Keyakinan terhadap Pembela Kita

Kristus Yesus yang telah mati, itu bukanlah kalimat akhir cerita iman kita,
sebab Ia telah bangkit. Kebenaran inipun bukan akhir cerita, sebab Ia duduk
ditempat tinggi. Di sebelah kanan Allah, Pencipta langit dan bumi. Bagian 
terbaiknya adalah yang duduk di sebelah kanan Allah adalah pembela kita.
       Apakah kita yakin akan hal ini? Pembela kita bukan seorang yang telah
mati, tetapi Ia hidup. Ia bergerak Ia melakukan pembelaan bagi kita.
Ia bukan saja hidup tetapi juga berkuasa. Sebab Ia duduk di tempat tinggi,
dengan kuasa dan otoritas-Nya, Ia menjadi pembela bagi kita.

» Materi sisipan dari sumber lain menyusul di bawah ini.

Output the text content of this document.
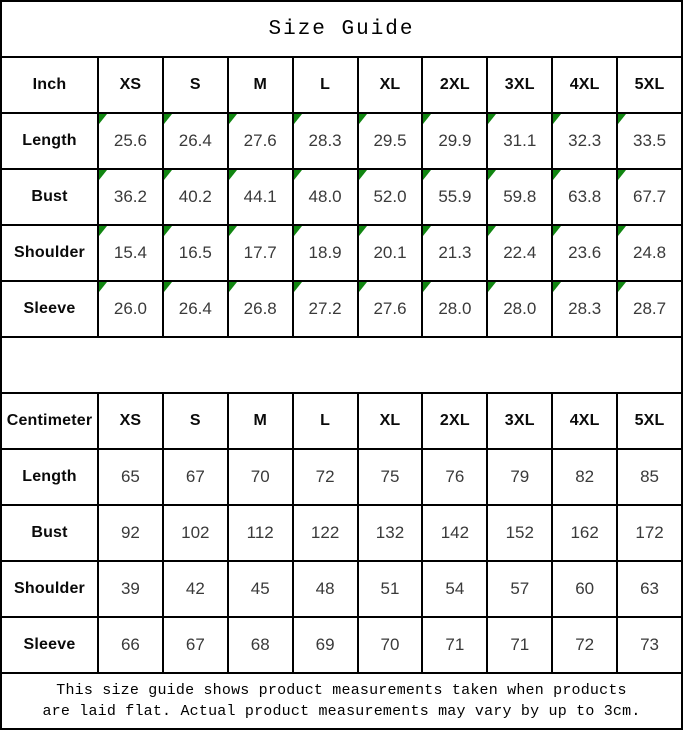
Size Guide
Inch	XS	S	M	L	XL	2XL	3XL	4XL	5XL
Length	25.6 26.4 27.6 28.3 29.5 29.9 31.1 32.3 33.5
Bust	36.2 40.2 44.1 48.0 52.0 55.9 59.8 63.8 67.7
Shoulder	15.4 16.5 17.7 18.9 20.1 21.3 22.4 23.6 24.8
Sleeve	26.0 26.4 26.8 27.2 27.6 28.0 28.0 28.3 28.7
Centimeter	XS	S	M	L	XL	2XL	3XL	4XL	5XL
Length	65	67	70	72	75	76	79	82	85
Bust	92	102	112	122	132	142	152	162	172
Shoulder	39	42	45	48	51	54	57	60	63
Sleeve	66	67	68	69	70	71	71	72	73
This size guide shows product measurements taken when products
are laid flat. Actual product measurements may vary by up to 3cm.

       Dunia dapat memunculkan begitu banyak ketidakadilan, tetapi 
Pembela kita lebih besar dari dunia. Tuduhan ataupun dakwaan iblis,
tidak lebih besar dari Pembela kita. Pembacaan hari ini tidak saja mengajak
kita untuk meyakini bahwa Yesus telah bangkit dan duduk di sebelah
kanan Allah, tetapi juga bahwa Ia adalah pembela bagi kita. Amin!.

Kamis, 05 Juli 2012

Bersyukur Atas Kegagalan

Saudaraku, bagaimana cara pandang kita tentang kegagalan? Apakah kita melihat
kegagalan itu sebagai sesuatu yang harus di ratapi siang dan malam, atau kita bisa
melihat berkat di balik kegagalan sehingga kita tetap mampu mengucap syukur?

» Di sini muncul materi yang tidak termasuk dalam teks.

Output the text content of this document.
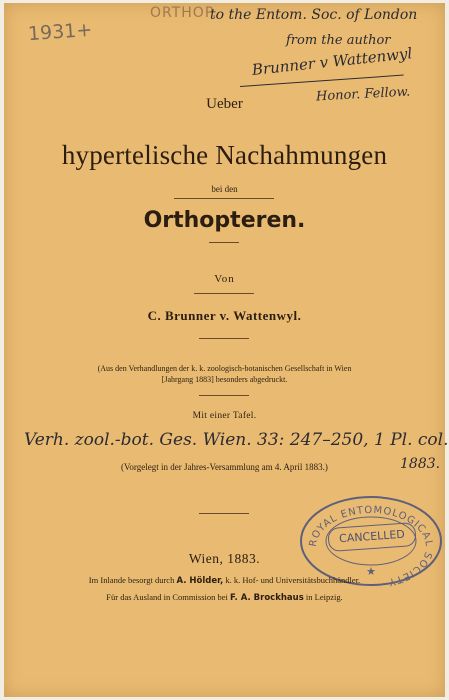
ORTHOP.
1931+
to the Entom. Soc. of London
from the author
Brunner v Wattenwyl
Honor. Fellow.
Ueber
hypertelische Nachahmungen
bei den
Orthopteren.
Von
C. Brunner v. Wattenwyl.
(Aus den Verhandlungen der k. k. zoologisch-botanischen Gesellschaft in Wien
[Jahrgang 1883] besonders abgedruckt.
Mit einer Tafel.
Verh. zool.-bot. Ges. Wien. 33: 247–250, 1 Pl. col.
1883.
(Vorgelegt in der Jahres-Versammlung am 4. April 1883.)
ROYAL ENTOMOLOGICAL SOCIETY
★
CANCELLED
Wien, 1883.
Im Inlande besorgt durch A. Hölder, k. k. Hof- und Universitätsbuchhändler.
Für das Ausland in Commission bei F. A. Brockhaus in Leipzig.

Sebuah kalimat bijak berkata kegagalan adalah guru terbaik,
dan itu memang benar adanya.
       Banyak penemu besar seperti Edison, atau James Watt, yang berguru pada
guru terbaik bernama kegagalan. Kalau kita berpikir para penemu itu dahulu
adalah orang yang cerdasnya luar biasa dan punya banyak duit sehingga bisa 
menunjang keinginan mereka menciptakan sesuatu, kita salah besar.
Kebanyakan para penemu kecerdasannya sama  seperti kita dan bertanyapun
tidak berlimpah ruah. Mereka bisa berhasil karena terus-menerus mencoba
dan memandang kegagalan itu sebagai sukses yang tertunda.

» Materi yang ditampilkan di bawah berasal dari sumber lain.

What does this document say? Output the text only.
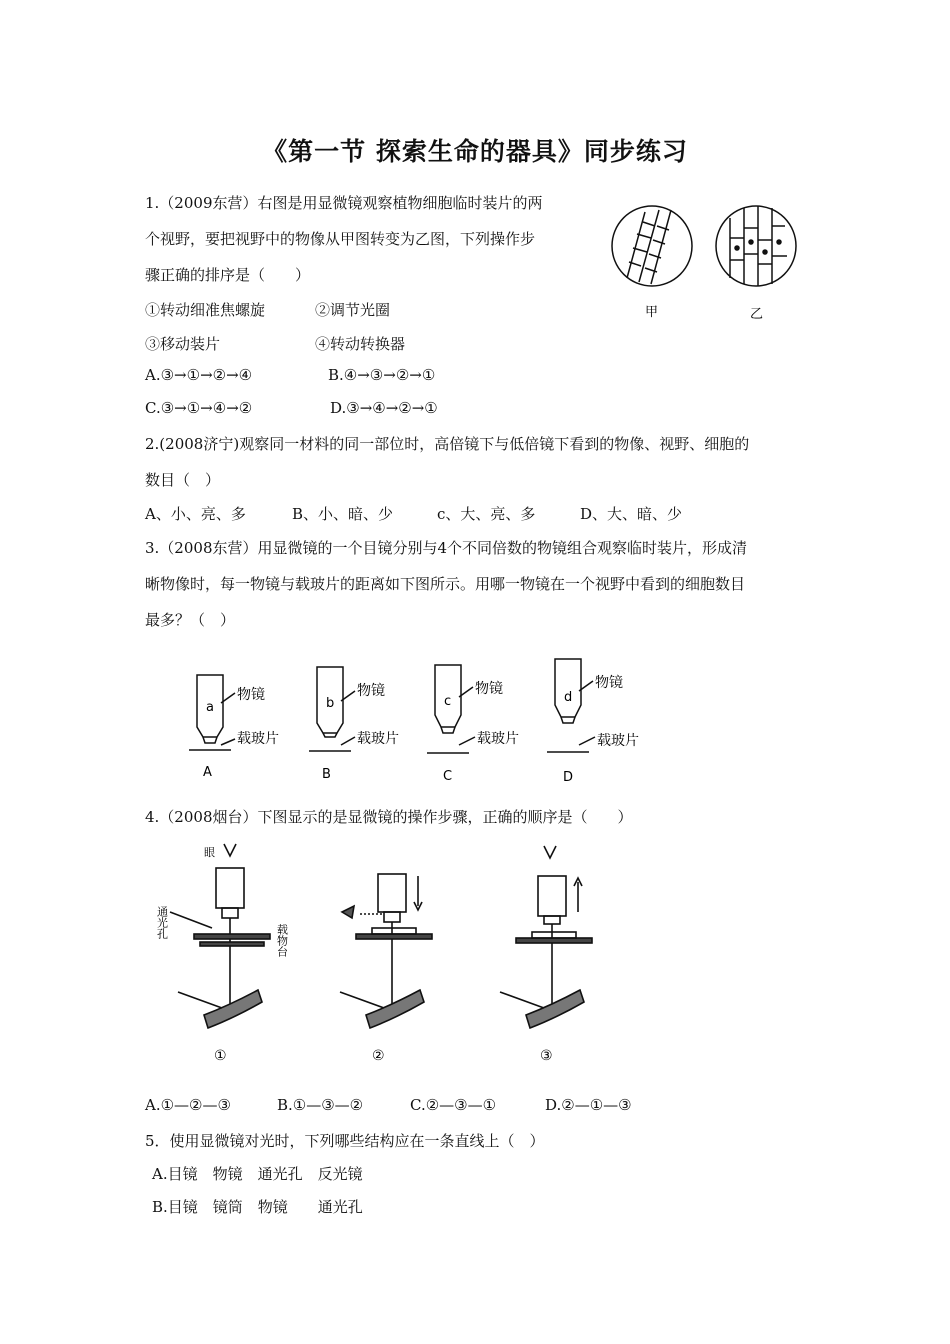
《第一节 探索生命的器具》同步练习
1.（2009东营）右图是用显微镜观察植物细胞临时装片的两
个视野，要把视野中的物像从甲图转变为乙图，下列操作步
骤正确的排序是（　　）
①转动细准焦螺旋	②调节光圈
③移动装片	④转动转换器
A.③→①→②→④	B.④→③→②→①
C.③→①→④→②	D.③→④→②→①
甲	乙
2.(2008济宁)观察同一材料的同一部位时，高倍镜下与低倍镜下看到的物像、视野、细胞的
数目（　）
A、小、亮、多	B、小、暗、少	c、大、亮、多	D、大、暗、少
3.（2008东营）用显微镜的一个目镜分别与4个不同倍数的物镜组合观察临时装片，形成清
晰物像时，每一物镜与载玻片的距离如下图所示。用哪一物镜在一个视野中看到的细胞数目
最多？（　）
a	b	c	d
物镜	物镜	物镜	物镜
载玻片	载玻片	载玻片	载玻片
A	B	C	D
4.（2008烟台）下图显示的是显微镜的操作步骤，正确的顺序是（　　）
眼
通光孔
载物台
①	②	③
A.①—②—③	B.①—③—②	C.②—③—①	D.②—①—③
5．使用显微镜对光时，下列哪些结构应在一条直线上（　）
A.目镜　物镜　通光孔　反光镜
B.目镜　镜筒　物镜　　通光孔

       Saudaraku, Alkitab pun menulis kisah Petrus yang gagal bersedia mati
dan masuk penjara bersama-sama Yesus. Dalam kisah sebelumnya, Petrus pun
akhirnya tenggelam saat berjalan di atas air. Meskipun Petrus bisa dikatakan
murid yang gagal, namun Yesus menaruh harapan besar padanya agar kelak
bisa menguatkan murid-murid yang lain. Petrus beda dengan Yudas karena
Petrus belajar bertumbuh dari kegagalan sedangkan Yudas memilih bunuh diri
saat mengalami kegagalan mengikut Yesus.
       Kalau saat ini kita merasa menjadi orang yang gagal baik dalam hal rohani
atau hal duniawi, belajarlah melihat kegagalan sebagai hal yang harus di syukuri
dan membuat kita menjadi manusia yang lebih baik.